The most powerful leadership tool you have is your own personal example.”  John Wooden

Boards play a pivotal role in establishing an organization that champions, highlights, and capitalizes on diversity, inclusion and equity. Boards must be mindful of how they present themselves. The growing climate of intolerance that has come to light over the last few years has made it clear that there is a leadership imperative to face the issues of inequities within the communities served. Divisions among economic, racial, religious, and political lines have created an increasingly polarized populace in need of reinvigoration. Thorny issues and tumultuous undercurrents at the intersection of matters implicating race, gender, and sexuality call for profound reflection as we seek to understand one another.

Board leadership on this point matters. Boards can expand intentionally  their thinking on this point with training. While  increased diversity on boards is an important goal and furthers the ability of a board to address these increasing challenges, the reality is that many companies are struggling to make progress in that regard. Even if board diversity requirements are not currently mandated yet (as in California and Washington), diversity, inclusion and equity training can help board leaders and executives become more culturally competent, empathetic, and self-aware. For these reasons board diversity and inclusion training should be a top priority.

Responsible board members spend time working diligently to understand both historical and current disparities, injustices, and inequities in order to strive for continuous improvement. Participating in diversity, inclusion, and equity training and engaging in open discussions about implicit bias can give board members insight in helping organizations understand the context in which they work and how to best prioritize resources and strategies based on these realities.

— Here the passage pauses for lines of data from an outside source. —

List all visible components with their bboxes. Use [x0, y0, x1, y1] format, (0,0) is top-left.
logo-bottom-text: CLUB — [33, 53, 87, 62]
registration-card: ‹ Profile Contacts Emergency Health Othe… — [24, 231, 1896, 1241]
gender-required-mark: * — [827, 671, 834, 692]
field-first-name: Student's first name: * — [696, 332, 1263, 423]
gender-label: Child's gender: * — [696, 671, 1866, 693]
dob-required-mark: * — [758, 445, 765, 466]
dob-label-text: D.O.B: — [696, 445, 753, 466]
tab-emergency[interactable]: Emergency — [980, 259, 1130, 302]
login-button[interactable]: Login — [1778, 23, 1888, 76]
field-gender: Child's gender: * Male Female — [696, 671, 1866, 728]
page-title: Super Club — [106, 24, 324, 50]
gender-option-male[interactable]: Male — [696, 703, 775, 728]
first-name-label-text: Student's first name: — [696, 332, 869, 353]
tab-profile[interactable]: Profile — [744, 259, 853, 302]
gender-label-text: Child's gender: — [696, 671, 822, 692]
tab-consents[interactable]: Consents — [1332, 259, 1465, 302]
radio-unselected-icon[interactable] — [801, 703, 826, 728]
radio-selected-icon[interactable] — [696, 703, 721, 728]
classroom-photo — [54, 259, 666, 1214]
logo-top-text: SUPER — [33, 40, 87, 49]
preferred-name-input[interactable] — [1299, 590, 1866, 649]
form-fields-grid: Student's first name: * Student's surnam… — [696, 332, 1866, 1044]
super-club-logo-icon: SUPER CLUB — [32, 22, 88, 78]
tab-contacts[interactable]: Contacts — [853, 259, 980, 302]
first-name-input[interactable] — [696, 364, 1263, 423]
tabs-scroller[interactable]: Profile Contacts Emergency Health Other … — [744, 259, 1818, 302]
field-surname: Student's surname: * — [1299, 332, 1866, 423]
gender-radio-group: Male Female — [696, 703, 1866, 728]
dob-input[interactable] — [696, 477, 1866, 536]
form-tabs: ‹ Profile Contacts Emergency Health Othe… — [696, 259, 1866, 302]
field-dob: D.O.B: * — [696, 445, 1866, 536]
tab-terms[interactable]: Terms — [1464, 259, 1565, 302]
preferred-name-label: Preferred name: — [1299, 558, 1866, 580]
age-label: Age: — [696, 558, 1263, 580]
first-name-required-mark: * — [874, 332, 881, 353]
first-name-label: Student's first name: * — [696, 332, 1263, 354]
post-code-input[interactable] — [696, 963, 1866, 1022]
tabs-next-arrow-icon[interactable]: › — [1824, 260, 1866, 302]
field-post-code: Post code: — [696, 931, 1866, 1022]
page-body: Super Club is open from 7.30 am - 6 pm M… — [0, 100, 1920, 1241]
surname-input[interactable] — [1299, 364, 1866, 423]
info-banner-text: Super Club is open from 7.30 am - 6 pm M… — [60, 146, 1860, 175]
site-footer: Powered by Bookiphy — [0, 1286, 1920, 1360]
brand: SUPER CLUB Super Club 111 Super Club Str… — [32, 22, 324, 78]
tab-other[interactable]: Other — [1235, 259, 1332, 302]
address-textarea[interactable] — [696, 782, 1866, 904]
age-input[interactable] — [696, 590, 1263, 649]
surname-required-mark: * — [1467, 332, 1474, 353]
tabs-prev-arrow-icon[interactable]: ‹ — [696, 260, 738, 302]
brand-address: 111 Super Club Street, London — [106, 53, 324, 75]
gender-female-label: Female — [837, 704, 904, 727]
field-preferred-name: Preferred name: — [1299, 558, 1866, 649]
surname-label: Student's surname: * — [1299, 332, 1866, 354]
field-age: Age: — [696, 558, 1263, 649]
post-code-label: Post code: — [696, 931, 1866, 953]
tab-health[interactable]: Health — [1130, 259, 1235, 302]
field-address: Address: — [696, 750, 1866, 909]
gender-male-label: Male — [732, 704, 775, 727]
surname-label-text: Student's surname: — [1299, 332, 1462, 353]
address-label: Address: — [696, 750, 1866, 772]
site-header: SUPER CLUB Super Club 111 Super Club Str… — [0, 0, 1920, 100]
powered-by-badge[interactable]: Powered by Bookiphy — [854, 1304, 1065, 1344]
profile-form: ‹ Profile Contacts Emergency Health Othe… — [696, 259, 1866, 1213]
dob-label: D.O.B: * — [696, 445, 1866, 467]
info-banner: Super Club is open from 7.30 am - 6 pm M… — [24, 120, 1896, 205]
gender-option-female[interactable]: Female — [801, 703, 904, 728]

Awareness of systemic inequities can enable a board to develop the mental muscle to help the organization served avoid and overcome blind spots that produce  flawed strategies and, instead, create powerful opportunities to deepen the organization’s impact, relevance, and advancement.

In 2021, 78% of newly elected board directors were white. As an initial matter, boards take many approaches to assembling a diverse and inclusive group of directors. Training can eradicate the myth that there are not enough qualified diverse candidates to fill board seats. To diversify board members, board searches must diversify the search for candidates. This may require movement beyond the traditional practice of board recruitment, such as looking within the inner circles of those currently on the board. Casting a wider net, expanding the search to include not-for-profit or government candidates as prospective for-profit corporate board members, looking at MBA programs, executive leadership programs, and professional associations, and academic executives from local colleges and universities, can help a board tap into varied perspectives, identities, and life experiences that might prove to be a welcomed and celebrated addition to a board.

Tracking and measuring diversity, inclusion and equity efforts with an action plan can help maintain focus on achieving goals. Assigning this work to a board committee with planning and oversight responsibility can be very effective.  An extended commitment to diversity, equity, and inclusion is key, as this work is not accomplished through a one-session training. Accountability reviews can help a board stay the course on this front.

Diversity brings value. The effort is worthwhile, as decisions reached from a diverse group are more likely to be superior to those from homogeneous groups. At the end of the day, boards need diversity of thought.